Upon chondrogenic induction, the mRNA levels of chondrogenic markers COL2A1 (Fig. 2a) and ACAN (Fig. 2b) were increased during OASC2 differentiation, while the expression levels of IHH (Fig. 2c) and SOX9 (Fig. 2d) were increased after day 7. Western blot analysis indicated the increase of SOX9 protein levels by chondrogenic induction (Fig. 2h). In comparison, chondrogenic markers ACAN (Fig. 2e) and SOX9 (Fig. 2g) were decreased in BMSC upon chondrogenic induction in monolayer cell culture, consistent with the lack of Alcian blue staining (Fig. 1d, e).
Chondrogenic induction activated mineralization and hypertrophic and osteogenic gene expression in OA-MSC
We noticed the deposition of minerals in OASC2 by day 14 after chondrogenic induction under a phase contrast microscope (Fig. 1a, D14 Chondro.). To determine whether mineralization was activated by chondrogenic induction in OASC2, we performed Alizarin red staining. In OASC2, Alizarin red stains were greatly increased at day 7 after chondrogenic induction and reached a peak at D14 (Fig. 3a, b). In contrast, only residual Alizarin red stains were noticeable at D14 after chondrogenic induction in BMSC (Fig. 3b, d).
Mineralization is associated with chondrocyte hypertrophy and osteogenesis.
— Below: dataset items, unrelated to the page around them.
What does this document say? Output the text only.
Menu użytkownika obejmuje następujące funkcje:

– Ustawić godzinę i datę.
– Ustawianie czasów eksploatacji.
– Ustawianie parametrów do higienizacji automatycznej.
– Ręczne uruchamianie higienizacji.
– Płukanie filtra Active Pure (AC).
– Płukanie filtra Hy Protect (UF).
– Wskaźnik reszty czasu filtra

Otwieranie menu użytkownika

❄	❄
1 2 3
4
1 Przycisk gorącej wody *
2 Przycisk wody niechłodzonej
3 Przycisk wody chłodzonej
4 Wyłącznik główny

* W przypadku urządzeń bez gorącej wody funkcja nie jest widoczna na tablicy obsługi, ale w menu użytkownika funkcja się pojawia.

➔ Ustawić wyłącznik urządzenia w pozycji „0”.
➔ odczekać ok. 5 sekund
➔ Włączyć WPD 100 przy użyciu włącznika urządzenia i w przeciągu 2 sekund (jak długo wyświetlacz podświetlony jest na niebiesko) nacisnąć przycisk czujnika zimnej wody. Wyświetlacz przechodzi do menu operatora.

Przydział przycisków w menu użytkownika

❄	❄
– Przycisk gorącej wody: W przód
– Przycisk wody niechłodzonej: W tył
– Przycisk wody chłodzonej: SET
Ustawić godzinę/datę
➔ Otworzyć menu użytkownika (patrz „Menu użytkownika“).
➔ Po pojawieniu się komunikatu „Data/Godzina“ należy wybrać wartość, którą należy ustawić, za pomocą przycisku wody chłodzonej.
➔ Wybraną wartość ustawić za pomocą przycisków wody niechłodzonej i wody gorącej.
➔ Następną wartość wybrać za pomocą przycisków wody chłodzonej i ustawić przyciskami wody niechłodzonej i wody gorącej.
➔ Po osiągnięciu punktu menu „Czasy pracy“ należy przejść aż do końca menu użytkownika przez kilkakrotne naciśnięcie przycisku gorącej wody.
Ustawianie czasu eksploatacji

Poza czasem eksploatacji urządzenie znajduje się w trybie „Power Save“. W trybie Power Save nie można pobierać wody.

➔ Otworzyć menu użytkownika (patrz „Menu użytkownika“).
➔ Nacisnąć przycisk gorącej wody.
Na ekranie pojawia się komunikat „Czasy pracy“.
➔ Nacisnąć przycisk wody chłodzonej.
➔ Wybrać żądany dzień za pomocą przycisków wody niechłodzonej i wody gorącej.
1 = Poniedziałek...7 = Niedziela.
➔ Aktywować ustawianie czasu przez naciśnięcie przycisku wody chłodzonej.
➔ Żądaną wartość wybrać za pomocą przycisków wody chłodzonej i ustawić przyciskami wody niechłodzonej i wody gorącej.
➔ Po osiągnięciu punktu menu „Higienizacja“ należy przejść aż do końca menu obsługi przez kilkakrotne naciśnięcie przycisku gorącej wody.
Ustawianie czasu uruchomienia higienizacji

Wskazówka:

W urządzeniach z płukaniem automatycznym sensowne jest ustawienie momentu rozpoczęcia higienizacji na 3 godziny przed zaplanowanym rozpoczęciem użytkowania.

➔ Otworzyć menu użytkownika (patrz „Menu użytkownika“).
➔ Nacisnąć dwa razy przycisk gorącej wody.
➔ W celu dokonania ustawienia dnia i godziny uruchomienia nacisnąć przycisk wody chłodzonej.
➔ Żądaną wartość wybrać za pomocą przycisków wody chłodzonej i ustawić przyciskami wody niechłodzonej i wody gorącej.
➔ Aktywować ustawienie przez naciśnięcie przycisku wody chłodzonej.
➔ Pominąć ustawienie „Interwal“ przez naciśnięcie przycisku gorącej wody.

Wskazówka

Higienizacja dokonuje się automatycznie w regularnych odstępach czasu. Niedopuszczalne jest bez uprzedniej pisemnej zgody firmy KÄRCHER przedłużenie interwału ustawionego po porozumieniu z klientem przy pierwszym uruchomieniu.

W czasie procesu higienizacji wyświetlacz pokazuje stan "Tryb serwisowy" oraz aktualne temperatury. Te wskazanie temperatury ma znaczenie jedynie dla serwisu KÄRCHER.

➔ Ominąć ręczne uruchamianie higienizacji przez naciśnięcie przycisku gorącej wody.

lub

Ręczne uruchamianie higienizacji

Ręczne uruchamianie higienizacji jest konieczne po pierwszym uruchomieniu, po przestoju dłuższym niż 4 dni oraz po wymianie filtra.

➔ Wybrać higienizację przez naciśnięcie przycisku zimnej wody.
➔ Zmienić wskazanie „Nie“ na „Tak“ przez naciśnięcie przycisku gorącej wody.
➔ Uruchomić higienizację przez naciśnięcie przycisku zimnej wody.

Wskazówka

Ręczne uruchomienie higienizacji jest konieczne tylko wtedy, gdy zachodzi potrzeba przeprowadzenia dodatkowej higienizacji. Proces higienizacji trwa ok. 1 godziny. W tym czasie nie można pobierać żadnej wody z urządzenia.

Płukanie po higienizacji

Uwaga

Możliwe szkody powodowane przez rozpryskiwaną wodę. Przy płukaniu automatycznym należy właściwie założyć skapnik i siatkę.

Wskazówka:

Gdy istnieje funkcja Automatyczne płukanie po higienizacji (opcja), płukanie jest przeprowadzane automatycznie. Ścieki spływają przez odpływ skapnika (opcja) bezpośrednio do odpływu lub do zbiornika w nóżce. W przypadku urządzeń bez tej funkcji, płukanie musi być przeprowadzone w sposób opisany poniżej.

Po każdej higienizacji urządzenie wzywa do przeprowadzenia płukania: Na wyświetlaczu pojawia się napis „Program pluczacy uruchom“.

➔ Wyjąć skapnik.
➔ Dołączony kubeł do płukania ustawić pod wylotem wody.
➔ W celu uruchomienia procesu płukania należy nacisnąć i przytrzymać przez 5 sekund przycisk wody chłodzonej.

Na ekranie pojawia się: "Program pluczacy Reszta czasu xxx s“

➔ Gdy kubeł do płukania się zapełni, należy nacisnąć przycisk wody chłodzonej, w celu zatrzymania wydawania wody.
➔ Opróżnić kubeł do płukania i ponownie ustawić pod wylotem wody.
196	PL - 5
To determine whether the expression of hypertrophic and osteogenic genes were induced by chondrogenic induction, we quantified the markers including COL10A1, RUNX2, ADAMTS5, COL1A1, and OCN. All the markers were increased significantly by chondrogenic induction in the OASC2 group (Fig. 4a–e). In contrast, in the BMSC group, only chondrocyte hypertrophic markers COL10A1 and RUNX2 were increased by chondrogenic induction, but COL1A1 and ADAMTS5 were not (Fig. 4f–i). Western blot analysis indicated that the protein levels of RUNX2, COL10, and OCN were increased by chondrogenic induction in OASC2 (Fig. 4j).
MiR-365 induces chondrogenic, hypertrophic, and osteogenic gene expression in OA-MSC
Chondrogenic induction resulted in an increase of the miR-365 levels in both OASC2 and BMSC, although the increase occurred later (after day 7) in OASC2 (Fig. 5a, b). Transfection of miR-365 induced the expression of chondrogenic, hypertrophic, and osteogenic genes including SOX9, ACAN, IHH, RUNX2, ADAMTS5, COL1, and OCN in OASC2 at both mRNA and protein levels (Fig. 5c–l). However, transfection of miR-365 only increased the expression of RUNX2 significantly in BMSC (Fig. 5q). It also inhibited ACAN, a chondrogenic marker in BMSC (Fig. 5o).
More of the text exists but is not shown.